Homem de tantos empreendimentos, Monteiro Lobato marcou o grande ponto de seu currículo em 1921, ao publicar “O Sítio do Picapau Amarelo” – no mesmo ano de “A menina do narizinho arrebitado”. “Com ‘O Sítio’ Lobato inaugura a literatura infantil brasileira”, lembra a professora Marisa Lajolo em seu livro “Monteiro Lobato, um brasileiro sob medida”.

“O surgimento de livros para crianças pressupõe uma organização social moderna, por onde circule uma imagem especial de infância: uma imagem da infância que veja nas crianças um público que, arregimentado pela escola, precisa ser iniciado em valores sociais e afetivos que a literatura torna sedutores. Em resumo, um público específico, que precisa de uma literatura diferente da destinada aos adultos”, explica.

E a professora prossegue: “A obra infantil lobatiana é um projeto literário e pedagógico sob medida para o Brasil, que a viu nascer e multiplicar-se ao longo de mais de vinte anos. Monteiro Lobato aposta alto na fantasia, oferecendo a seus leitores modelos infantis – as personagens – cujas ações se pautam pela curiosidade, pela imaginação, pela independência, pelo espírito crítico, pelo humor”, define.

Embora sua obra denuncie a burocracia do Estado e a chatice da escola de então, Marisa Lajolo observa que Lobato não hesitou em usar a rede estadual de ensino como trampolim para a difusão de seus livros. Ardiloso, distribuiu 500 exemplares para escolas paulistas e acabou vendendo 30 mil para o governo de São Paulo, então chefiado por Washington Luís, que tinha como secretário de Educação Alarico Silveira, amigo do escritor.

“Na mesma busca de sintonia com seu tempo, Lobato não deixa de incorporar às histórias que inventa um lastro sólido de informações muitas vezes coincidentes com o currículo escolar. Assim, em vários de seus livros, encontramos uma escola alternativa onde Dona Benta desempenha o papel de professora”, observa Marisa, lembrando que particularmente na década de 30, “O Sítio” se transforma numa grande escola, onde os leitores aprendem desde gramática e aritmética até geologia e o beabá de uma política nacionalista do petróleo.

A pesquisadora ressalta que os livros de Lobato formam uma série, o que teria sido fundamental para seu sucesso. “A repetição de um mesmo espaço e de um grupo constante de personagens parece um recurso eficiente quando o que está em jogo é a fidelidade dos leitores. Nesta linha, sua obra infantil estende-se por muitos títulos, sempre mencionando outros livros, próprios e alheios, onde uma história faz referência a outra, sublinhando com isso o caráter circular de sua obra, conjunto de livros cuja leitura pode recomeçar infinitamente de qualquer ponto, como sucede hoje com hipertextos”, compara.

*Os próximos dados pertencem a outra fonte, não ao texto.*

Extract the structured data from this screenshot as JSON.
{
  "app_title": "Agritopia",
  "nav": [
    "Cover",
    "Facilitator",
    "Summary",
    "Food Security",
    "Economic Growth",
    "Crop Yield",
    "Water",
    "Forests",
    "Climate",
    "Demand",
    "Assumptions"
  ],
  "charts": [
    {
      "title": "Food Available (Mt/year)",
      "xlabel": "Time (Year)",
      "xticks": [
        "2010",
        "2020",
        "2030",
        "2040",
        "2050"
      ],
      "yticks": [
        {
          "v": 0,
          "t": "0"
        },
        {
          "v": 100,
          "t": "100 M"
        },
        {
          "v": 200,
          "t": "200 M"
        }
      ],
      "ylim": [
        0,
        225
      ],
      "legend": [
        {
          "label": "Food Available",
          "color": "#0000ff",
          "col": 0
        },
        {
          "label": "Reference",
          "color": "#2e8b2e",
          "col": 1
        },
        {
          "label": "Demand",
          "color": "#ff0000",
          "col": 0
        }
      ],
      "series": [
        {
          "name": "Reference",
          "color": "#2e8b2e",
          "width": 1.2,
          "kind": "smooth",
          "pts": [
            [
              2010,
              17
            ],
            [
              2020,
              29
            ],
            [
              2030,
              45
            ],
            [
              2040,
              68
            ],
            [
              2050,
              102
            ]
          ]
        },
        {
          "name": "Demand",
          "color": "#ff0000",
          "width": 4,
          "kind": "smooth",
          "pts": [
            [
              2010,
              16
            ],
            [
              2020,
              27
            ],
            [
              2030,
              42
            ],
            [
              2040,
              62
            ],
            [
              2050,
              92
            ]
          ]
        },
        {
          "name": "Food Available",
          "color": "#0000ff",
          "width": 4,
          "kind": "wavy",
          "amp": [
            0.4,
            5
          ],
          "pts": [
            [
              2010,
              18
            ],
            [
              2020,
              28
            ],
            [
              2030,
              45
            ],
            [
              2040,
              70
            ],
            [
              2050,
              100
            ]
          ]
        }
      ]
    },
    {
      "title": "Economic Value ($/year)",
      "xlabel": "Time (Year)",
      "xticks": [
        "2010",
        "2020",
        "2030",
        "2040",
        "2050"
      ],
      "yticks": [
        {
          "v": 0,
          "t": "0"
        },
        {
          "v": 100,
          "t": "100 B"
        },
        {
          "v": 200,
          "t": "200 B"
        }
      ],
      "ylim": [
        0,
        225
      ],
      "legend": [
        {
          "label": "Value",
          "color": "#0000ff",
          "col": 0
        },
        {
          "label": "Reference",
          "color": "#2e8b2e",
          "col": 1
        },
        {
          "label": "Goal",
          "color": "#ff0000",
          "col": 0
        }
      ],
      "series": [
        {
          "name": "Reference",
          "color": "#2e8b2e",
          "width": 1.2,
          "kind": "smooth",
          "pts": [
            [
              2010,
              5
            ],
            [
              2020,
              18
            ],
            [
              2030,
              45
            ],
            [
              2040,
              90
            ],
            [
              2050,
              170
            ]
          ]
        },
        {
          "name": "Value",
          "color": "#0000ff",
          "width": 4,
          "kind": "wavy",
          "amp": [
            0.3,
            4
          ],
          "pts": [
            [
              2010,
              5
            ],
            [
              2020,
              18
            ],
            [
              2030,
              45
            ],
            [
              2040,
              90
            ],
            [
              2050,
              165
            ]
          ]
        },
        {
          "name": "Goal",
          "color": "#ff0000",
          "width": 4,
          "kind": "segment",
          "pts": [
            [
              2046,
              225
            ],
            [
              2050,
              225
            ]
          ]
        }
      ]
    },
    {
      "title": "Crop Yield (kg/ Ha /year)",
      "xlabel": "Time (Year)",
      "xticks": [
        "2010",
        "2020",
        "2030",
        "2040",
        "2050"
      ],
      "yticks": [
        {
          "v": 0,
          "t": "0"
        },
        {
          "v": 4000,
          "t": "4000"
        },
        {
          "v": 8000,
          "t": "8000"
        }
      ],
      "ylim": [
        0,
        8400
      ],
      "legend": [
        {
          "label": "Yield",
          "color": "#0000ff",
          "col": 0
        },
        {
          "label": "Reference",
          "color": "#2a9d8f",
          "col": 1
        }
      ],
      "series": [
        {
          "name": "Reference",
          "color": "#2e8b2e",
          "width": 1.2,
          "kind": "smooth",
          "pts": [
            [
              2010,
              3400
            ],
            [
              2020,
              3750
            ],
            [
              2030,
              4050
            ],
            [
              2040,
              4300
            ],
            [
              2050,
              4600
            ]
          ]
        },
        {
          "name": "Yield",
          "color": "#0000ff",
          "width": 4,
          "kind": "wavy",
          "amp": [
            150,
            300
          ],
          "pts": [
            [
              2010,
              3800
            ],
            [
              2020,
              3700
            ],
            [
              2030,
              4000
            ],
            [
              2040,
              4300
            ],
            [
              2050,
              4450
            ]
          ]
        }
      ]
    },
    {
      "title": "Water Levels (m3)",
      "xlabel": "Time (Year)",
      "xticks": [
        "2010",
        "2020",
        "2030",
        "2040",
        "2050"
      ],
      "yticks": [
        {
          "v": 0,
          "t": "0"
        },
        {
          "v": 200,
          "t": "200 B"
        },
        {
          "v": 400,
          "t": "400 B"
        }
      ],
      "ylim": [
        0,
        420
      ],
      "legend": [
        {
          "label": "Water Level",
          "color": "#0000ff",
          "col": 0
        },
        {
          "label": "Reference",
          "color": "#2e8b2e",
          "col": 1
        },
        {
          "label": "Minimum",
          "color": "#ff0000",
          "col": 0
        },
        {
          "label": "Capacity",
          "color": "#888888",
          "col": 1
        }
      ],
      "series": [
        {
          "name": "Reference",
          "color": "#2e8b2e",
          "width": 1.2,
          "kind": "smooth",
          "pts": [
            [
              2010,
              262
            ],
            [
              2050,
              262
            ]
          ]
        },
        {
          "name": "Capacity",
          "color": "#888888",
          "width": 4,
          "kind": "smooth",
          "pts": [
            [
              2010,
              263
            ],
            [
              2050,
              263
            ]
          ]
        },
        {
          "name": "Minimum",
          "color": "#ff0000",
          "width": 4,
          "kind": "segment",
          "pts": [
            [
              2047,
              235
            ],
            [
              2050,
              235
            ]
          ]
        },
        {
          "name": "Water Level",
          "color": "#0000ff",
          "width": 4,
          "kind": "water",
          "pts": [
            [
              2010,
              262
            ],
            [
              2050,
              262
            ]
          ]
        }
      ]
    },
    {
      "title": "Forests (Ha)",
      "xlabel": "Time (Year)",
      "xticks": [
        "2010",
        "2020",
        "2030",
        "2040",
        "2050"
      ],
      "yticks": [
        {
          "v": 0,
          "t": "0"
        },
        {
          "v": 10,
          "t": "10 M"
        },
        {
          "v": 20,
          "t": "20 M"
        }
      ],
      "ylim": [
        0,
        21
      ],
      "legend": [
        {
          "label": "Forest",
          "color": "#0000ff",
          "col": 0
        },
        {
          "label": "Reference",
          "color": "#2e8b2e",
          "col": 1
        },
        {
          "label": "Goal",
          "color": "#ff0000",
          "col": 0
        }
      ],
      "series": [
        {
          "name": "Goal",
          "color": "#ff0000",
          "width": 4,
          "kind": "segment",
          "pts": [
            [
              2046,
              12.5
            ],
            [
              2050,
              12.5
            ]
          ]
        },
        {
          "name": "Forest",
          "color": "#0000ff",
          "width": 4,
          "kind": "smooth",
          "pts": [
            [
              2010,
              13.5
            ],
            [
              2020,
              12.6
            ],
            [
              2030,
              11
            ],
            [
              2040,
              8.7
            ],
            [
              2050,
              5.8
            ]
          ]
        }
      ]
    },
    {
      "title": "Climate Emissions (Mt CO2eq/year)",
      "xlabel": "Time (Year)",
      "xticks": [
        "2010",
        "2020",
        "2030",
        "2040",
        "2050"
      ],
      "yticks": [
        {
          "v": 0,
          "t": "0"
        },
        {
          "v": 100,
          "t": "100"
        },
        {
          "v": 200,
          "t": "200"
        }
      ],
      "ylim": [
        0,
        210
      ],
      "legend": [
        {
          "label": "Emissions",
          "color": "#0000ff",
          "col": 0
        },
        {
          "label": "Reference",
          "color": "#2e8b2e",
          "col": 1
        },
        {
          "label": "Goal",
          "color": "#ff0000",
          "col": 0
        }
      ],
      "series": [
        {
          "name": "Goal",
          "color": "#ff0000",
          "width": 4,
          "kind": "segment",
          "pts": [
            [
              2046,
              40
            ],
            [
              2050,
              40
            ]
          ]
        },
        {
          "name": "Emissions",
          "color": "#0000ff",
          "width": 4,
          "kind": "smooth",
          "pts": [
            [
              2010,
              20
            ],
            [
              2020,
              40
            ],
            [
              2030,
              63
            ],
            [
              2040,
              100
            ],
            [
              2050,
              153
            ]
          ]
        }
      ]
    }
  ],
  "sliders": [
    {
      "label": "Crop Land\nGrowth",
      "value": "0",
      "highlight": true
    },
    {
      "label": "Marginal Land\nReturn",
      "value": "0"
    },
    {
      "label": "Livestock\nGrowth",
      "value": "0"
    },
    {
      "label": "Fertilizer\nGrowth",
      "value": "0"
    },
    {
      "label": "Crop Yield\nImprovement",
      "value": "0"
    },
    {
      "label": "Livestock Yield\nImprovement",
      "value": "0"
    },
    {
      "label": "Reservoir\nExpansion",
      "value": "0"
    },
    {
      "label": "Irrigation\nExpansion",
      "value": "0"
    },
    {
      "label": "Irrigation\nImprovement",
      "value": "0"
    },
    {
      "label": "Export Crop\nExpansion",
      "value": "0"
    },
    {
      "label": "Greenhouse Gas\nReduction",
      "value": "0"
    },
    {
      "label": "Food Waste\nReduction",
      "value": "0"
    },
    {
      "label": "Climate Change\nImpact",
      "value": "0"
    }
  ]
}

Lobatiana – Marisa Lajolo é considerada uma das principais especialistas da obra de Monteiro Lobato no país. Ela constata que, mais recentemente, os estudos lobatianos vêm sendo consideravelmente fecundados pela publicação de diversas obras, sobre diferentes aspectos do escritor e sob diferentes pontos de vista. “O fato de muitas publicações se originarem de trabalhos universitários, parece sugerir que está se ampliando o espaço que o escritor vem ocupando na vida acadêmica brasileira”, conclui. (J.M.R.).